Security and Human Rights in Eastern Europe: New Empirical and Conceptual Perspectives on Conflict Resolution and Accountability
Edited by Martin Kragh. With a foreword by Fredrik Löjdquist and Martin Kragh
More than three decades since the fall of the Soviet Union, several conflicts over territory and political influence in Eastern Europe persist. This volume gathers new empirical and conceptual perspectives on the situation regarding security and human rights in the EU’s eastern neighborhood.

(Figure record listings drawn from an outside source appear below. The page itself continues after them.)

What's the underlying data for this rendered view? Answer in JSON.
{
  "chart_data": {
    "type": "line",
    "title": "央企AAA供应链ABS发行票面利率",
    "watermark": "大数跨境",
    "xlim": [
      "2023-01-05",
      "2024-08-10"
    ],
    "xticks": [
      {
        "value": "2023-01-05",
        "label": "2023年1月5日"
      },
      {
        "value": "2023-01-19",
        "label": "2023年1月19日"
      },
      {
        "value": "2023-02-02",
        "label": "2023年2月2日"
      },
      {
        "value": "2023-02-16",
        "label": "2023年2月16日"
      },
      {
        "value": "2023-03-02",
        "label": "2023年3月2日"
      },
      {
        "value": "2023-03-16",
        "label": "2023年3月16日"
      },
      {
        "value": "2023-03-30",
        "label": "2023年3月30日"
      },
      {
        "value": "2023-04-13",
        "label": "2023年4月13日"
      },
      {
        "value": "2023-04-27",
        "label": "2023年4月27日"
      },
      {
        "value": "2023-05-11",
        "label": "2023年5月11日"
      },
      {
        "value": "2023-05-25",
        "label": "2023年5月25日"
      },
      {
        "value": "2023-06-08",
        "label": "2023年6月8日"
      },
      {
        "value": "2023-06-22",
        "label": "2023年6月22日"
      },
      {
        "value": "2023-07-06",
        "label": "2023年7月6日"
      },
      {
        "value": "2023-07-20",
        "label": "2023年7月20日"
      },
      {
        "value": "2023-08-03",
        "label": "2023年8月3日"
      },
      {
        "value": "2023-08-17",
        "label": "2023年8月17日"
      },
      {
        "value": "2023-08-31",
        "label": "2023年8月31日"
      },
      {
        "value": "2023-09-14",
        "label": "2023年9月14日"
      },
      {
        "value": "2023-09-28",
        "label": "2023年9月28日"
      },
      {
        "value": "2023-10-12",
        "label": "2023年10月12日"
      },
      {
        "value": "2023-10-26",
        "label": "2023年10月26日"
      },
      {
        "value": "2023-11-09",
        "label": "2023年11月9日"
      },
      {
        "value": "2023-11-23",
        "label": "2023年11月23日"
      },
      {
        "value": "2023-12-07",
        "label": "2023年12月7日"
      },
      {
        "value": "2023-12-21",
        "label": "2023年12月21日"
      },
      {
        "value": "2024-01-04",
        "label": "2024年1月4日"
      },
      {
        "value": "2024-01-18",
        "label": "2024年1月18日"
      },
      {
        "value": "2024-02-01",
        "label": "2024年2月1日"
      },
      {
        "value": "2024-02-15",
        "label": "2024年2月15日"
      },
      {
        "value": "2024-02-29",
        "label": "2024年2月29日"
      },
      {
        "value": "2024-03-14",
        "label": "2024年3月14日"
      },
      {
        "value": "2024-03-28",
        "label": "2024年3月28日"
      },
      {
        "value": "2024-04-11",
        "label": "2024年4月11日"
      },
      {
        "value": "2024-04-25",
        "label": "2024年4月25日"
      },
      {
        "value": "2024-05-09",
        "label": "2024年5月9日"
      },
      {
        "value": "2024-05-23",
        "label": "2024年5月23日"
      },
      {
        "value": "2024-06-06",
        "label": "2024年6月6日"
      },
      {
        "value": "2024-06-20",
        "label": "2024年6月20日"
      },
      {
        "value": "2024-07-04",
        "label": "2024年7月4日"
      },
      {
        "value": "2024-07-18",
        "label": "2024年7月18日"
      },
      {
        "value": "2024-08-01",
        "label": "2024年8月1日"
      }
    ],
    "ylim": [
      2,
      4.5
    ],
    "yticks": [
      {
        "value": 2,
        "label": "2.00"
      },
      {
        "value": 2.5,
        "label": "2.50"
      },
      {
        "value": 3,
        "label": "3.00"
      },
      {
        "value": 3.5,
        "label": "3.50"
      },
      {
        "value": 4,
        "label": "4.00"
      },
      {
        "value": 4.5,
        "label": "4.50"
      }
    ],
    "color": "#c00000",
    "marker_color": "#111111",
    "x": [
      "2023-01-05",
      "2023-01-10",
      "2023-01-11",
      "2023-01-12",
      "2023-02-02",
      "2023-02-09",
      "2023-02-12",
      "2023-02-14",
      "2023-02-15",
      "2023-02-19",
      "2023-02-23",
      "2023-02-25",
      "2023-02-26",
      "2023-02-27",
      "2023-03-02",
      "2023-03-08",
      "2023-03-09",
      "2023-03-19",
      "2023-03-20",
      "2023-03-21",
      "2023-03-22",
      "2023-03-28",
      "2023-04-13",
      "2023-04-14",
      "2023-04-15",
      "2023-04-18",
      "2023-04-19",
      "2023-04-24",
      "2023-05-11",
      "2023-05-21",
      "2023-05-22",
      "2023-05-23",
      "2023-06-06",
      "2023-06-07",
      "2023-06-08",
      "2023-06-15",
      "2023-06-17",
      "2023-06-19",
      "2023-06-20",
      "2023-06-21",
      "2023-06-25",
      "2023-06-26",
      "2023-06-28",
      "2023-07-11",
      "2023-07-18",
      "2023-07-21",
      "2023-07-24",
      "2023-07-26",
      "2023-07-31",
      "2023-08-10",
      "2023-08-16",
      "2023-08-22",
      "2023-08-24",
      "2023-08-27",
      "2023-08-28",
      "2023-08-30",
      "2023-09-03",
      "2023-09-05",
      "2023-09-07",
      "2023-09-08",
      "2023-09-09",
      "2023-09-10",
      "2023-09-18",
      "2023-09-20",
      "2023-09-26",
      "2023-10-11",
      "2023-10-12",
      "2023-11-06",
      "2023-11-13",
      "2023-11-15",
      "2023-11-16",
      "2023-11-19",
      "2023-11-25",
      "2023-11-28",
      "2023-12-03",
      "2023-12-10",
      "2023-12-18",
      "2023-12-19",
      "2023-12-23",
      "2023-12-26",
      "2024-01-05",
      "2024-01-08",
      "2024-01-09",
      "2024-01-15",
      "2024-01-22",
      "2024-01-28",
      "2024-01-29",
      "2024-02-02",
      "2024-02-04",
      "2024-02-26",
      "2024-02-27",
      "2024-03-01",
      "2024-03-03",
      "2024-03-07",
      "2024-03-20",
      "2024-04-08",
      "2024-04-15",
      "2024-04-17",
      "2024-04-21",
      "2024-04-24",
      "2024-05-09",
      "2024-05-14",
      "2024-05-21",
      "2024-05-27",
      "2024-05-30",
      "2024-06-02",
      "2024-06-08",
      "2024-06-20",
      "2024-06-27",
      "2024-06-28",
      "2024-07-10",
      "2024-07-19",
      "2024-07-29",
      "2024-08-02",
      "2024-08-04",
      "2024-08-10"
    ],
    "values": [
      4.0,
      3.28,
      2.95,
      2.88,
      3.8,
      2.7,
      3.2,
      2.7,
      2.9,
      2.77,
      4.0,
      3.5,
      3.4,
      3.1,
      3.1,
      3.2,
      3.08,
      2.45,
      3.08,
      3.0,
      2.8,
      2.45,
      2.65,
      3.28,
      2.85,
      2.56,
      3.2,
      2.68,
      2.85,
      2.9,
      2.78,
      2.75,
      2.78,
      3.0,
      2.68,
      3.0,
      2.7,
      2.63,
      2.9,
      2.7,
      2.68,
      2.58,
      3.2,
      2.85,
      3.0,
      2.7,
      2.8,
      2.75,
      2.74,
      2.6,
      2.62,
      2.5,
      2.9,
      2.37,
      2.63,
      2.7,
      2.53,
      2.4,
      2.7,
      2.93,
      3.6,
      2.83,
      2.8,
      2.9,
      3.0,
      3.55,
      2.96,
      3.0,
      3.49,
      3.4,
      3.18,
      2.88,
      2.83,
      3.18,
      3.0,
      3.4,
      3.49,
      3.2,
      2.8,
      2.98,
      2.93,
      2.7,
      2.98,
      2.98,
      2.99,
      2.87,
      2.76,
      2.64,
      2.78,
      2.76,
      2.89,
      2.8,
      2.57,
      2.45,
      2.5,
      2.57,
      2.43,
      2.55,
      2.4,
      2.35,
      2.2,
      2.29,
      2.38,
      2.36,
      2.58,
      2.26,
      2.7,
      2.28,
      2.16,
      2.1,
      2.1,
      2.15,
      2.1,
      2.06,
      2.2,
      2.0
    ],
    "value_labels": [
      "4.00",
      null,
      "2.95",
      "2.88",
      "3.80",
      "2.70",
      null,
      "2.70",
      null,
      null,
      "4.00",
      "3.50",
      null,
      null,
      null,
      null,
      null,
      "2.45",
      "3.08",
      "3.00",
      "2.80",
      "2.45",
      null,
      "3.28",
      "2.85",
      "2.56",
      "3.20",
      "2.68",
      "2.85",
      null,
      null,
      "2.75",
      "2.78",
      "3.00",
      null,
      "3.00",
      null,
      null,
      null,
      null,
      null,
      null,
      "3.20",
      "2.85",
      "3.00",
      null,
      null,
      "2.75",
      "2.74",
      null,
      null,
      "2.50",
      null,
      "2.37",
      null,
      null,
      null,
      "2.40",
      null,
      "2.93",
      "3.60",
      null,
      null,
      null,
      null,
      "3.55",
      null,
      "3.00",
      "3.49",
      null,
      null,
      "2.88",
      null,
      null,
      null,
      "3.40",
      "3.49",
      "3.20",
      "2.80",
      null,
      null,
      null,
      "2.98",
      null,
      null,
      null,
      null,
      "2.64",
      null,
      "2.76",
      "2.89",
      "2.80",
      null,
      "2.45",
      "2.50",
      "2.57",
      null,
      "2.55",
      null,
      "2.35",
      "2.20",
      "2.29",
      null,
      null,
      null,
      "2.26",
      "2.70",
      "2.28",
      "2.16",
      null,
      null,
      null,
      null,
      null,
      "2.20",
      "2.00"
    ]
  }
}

The first part of this volume consists of five articles, detailing the origins and recent developments in the conflict areas of Donbas (Ukraine), Transnistria (Moldova), Abkhazia and South Ossetia (Georgia), and Nagorno-Karabakh (Armenia and Azerbaijan). The second part provides a comparative perspective, focusing on the implications of protracted conflicts for European security, the OSCE, and international law. The articles analyze the regional context, explain the role of regional powers such as Russia, Turkey, and the EU, and provide clear policy recommendations regarding conflict resolution and accountability.
Martin Kragh is Deputy Director of the Stockholm Centre for Eastern European Studies (SCEEUS) and Senior Research Fellow at the Swedish Institute of International Affairs. Kragh holds a PhD from the Stockholm School of Economics (2009) and is associate professor (docent) at the Institute for Russian and Eurasian Studies at Uppsala University.